Brandão também anunciou outras entregas que serão feitas aos municípios em breve. “Iremos entregar em breve veículos para uso na educação e nas ações de assistência social e, ainda este ano, iremos iniciar o maior programa de pavimentação municipal já executado pelo governo do Estado. Serão 500 quilômetros de novo asfalto, que beneficiarão todos os 217 municípios”, informou.
Além de fortalecer a parceria com as prefeituras, o Governo do Maranhão também vai estreitar o trabalho com as câmaras municipais, por meio da entrega de uma caminhonete cabine dupla para cada casa legislativa das cidades, para que os vereadores possam fazer o atendimento nas comunidades.
Reforço na saúde dos municípios
Com a entrega desta segunda-feira, sobe para 167 o número de ambulâncias entregues apenas este ano pela gestão estadual, ampliando a estrutura para transporte dos pacientes no estado.
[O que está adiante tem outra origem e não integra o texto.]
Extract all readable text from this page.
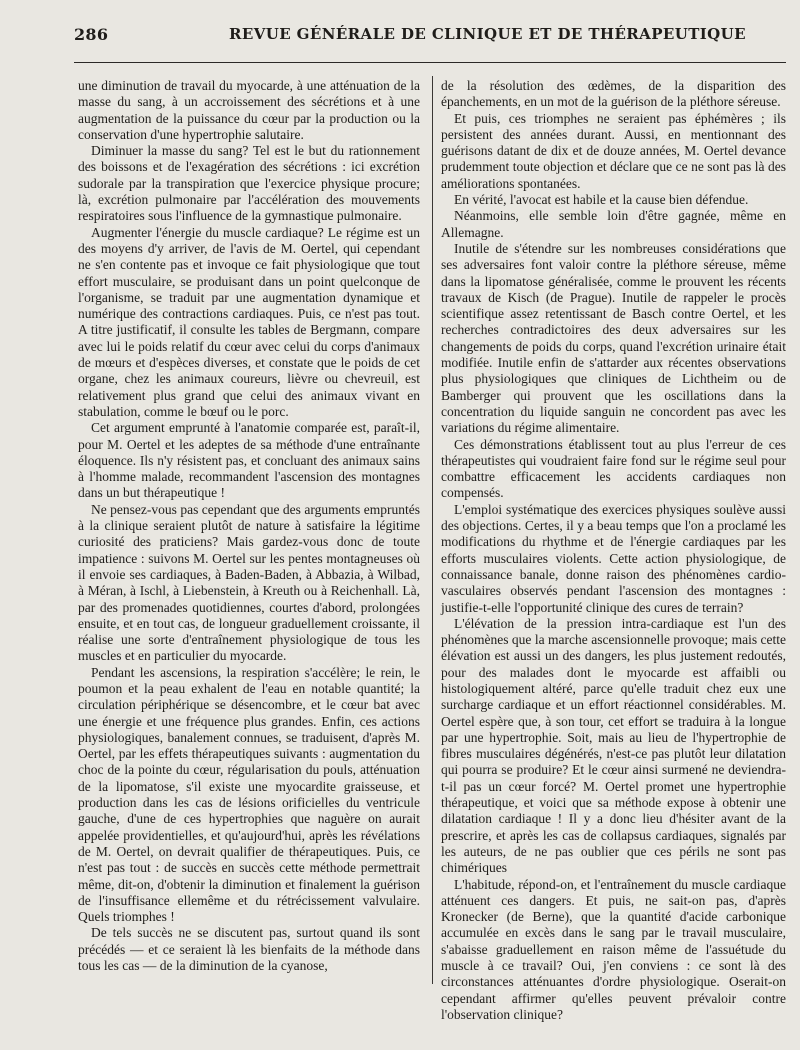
286	REVUE GÉNÉRALE DE CLINIQUE ET DE THÉRAPEUTIQUE

une diminution de travail du myocarde, à une atténuation de la masse du sang, à un accroissement des sécrétions et à une augmentation de la puissance du cœur par la production ou la conservation d'une hypertrophie salutaire.

Diminuer la masse du sang? Tel est le but du rationnement des boissons et de l'exagération des sécrétions : ici excrétion sudorale par la transpiration que l'exercice physique procure; là, excrétion pulmonaire par l'accélération des mouvements respiratoires sous l'influence de la gymnastique pulmonaire.

Augmenter l'énergie du muscle cardiaque? Le régime est un des moyens d'y arriver, de l'avis de M. Oertel, qui cependant ne s'en contente pas et invoque ce fait physiologique que tout effort musculaire, se produisant dans un point quelconque de l'organisme, se traduit par une augmentation dynamique et numérique des contractions cardiaques. Puis, ce n'est pas tout. A titre justificatif, il consulte les tables de Bergmann, compare avec lui le poids relatif du cœur avec celui du corps d'animaux de mœurs et d'espèces diverses, et constate que le poids de cet organe, chez les animaux coureurs, lièvre ou chevreuil, est relativement plus grand que celui des animaux vivant en stabulation, comme le bœuf ou le porc.

Cet argument emprunté à l'anatomie comparée est, paraît-il, pour M. Oertel et les adeptes de sa méthode d'une entraînante éloquence. Ils n'y résistent pas, et concluant des animaux sains à l'homme malade, recommandent l'ascension des montagnes dans un but thérapeutique !

Ne pensez-vous pas cependant que des arguments empruntés à la clinique seraient plutôt de nature à satisfaire la légitime curiosité des praticiens? Mais gardez-vous donc de toute impatience : suivons M. Oertel sur les pentes montagneuses où il envoie ses cardiaques, à Baden-Baden, à Abbazia, à Wilbad, à Méran, à Ischl, à Liebenstein, à Kreuth ou à Reichenhall. Là, par des promenades quotidiennes, courtes d'abord, prolongées ensuite, et en tout cas, de longueur graduellement croissante, il réalise une sorte d'entraînement physiologique de tous les muscles et en particulier du myocarde.

Pendant les ascensions, la respiration s'accélère; le rein, le poumon et la peau exhalent de l'eau en notable quantité; la circulation périphérique se désencombre, et le cœur bat avec une énergie et une fréquence plus grandes. Enfin, ces actions physiologiques, banalement connues, se traduisent, d'après M. Oertel, par les effets thérapeutiques suivants : augmentation du choc de la pointe du cœur, régularisation du pouls, atténuation de la lipomatose, s'il existe une myocardite graisseuse, et production dans les cas de lésions orificielles du ventricule gauche, d'une de ces hypertrophies que naguère on aurait appelée providentielles, et qu'aujourd'hui, après les révélations de M. Oertel, on devrait qualifier de thérapeutiques. Puis, ce n'est pas tout : de succès en succès cette méthode permettrait même, dit-on, d'obtenir la diminution et finalement la guérison de l'insuffisance ellemême et du rétrécissement valvulaire. Quels triomphes !

De tels succès ne se discutent pas, surtout quand ils sont précédés — et ce seraient là les bienfaits de la méthode dans tous les cas — de la diminution de la cyanose,

de la résolution des œdèmes, de la disparition des épanchements, en un mot de la guérison de la pléthore séreuse.

Et puis, ces triomphes ne seraient pas éphémères ; ils persistent des années durant. Aussi, en mentionnant des guérisons datant de dix et de douze années, M. Oertel devance prudemment toute objection et déclare que ce ne sont pas là des améliorations spontanées.

En vérité, l'avocat est habile et la cause bien défendue.

Néanmoins, elle semble loin d'être gagnée, même en Allemagne.

Inutile de s'étendre sur les nombreuses considérations que ses adversaires font valoir contre la pléthore séreuse, même dans la lipomatose généralisée, comme le prouvent les récents travaux de Kisch (de Prague). Inutile de rappeler le procès scientifique assez retentissant de Basch contre Oertel, et les recherches contradictoires des deux adversaires sur les changements de poids du corps, quand l'excrétion urinaire était modifiée. Inutile enfin de s'attarder aux récentes observations plus physiologiques que cliniques de Lichtheim ou de Bamberger qui prouvent que les oscillations dans la concentration du liquide sanguin ne concordent pas avec les variations du régime alimentaire.

Ces démonstrations établissent tout au plus l'erreur de ces thérapeutistes qui voudraient faire fond sur le régime seul pour combattre efficacement les accidents cardiaques non compensés.

L'emploi systématique des exercices physiques soulève aussi des objections. Certes, il y a beau temps que l'on a proclamé les modifications du rhythme et de l'énergie cardiaques par les efforts musculaires violents. Cette action physiologique, de connaissance banale, donne raison des phénomènes cardio-vasculaires observés pendant l'ascension des montagnes : justifie-t-elle l'opportunité clinique des cures de terrain?

L'élévation de la pression intra-cardiaque est l'un des phénomènes que la marche ascensionnelle provoque; mais cette élévation est aussi un des dangers, les plus justement redoutés, pour des malades dont le myocarde est affaibli ou histologiquement altéré, parce qu'elle traduit chez eux une surcharge cardiaque et un effort réactionnel considérables. M. Oertel espère que, à son tour, cet effort se traduira à la longue par une hypertrophie. Soit, mais au lieu de l'hypertrophie de fibres musculaires dégénérés, n'est-ce pas plutôt leur dilatation qui pourra se produire? Et le cœur ainsi surmené ne deviendra-t-il pas un cœur forcé? M. Oertel promet une hypertrophie thérapeutique, et voici que sa méthode expose à obtenir une dilatation cardiaque ! Il y a donc lieu d'hésiter avant de la prescrire, et après les cas de collapsus cardiaques, signalés par les auteurs, de ne pas oublier que ces périls ne sont pas chimériques

L'habitude, répond-on, et l'entraînement du muscle cardiaque atténuent ces dangers. Et puis, ne sait-on pas, d'après Kronecker (de Berne), que la quantité d'acide carbonique accumulée en excès dans le sang par le travail musculaire, s'abaisse graduellement en raison même de l'assuétude du muscle à ce travail? Oui, j'en conviens : ce sont là des circonstances atténuantes d'ordre physiologique. Oserait-on cependant affirmer qu'elles peuvent prévaloir contre l'observation clinique?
Até o final deste ano, a meta do Governo do Maranhão é entregar um total de 280 ambulâncias. Dos veículos entregues hoje, 48 serão destinados a unidades de saúde municipais, e os outros 23 para a rede estadual de saúde, incluindo hospitais e UPAs.
Esses veículos são do modelo de Suporte Básico Tipo B, ou seja, são equipados com uma variedade de equipamentos médicos, como cilindros de oxigênio, maca retrátil, prancha rígida, cadeira de rodas e kit de primeiros socorros. Isso possibilita cuidados médicos de emergência necessários para atender pacientes de alto risco no transporte intra-hospitalar ou mesmo em caso de resgate pré-hospitalar.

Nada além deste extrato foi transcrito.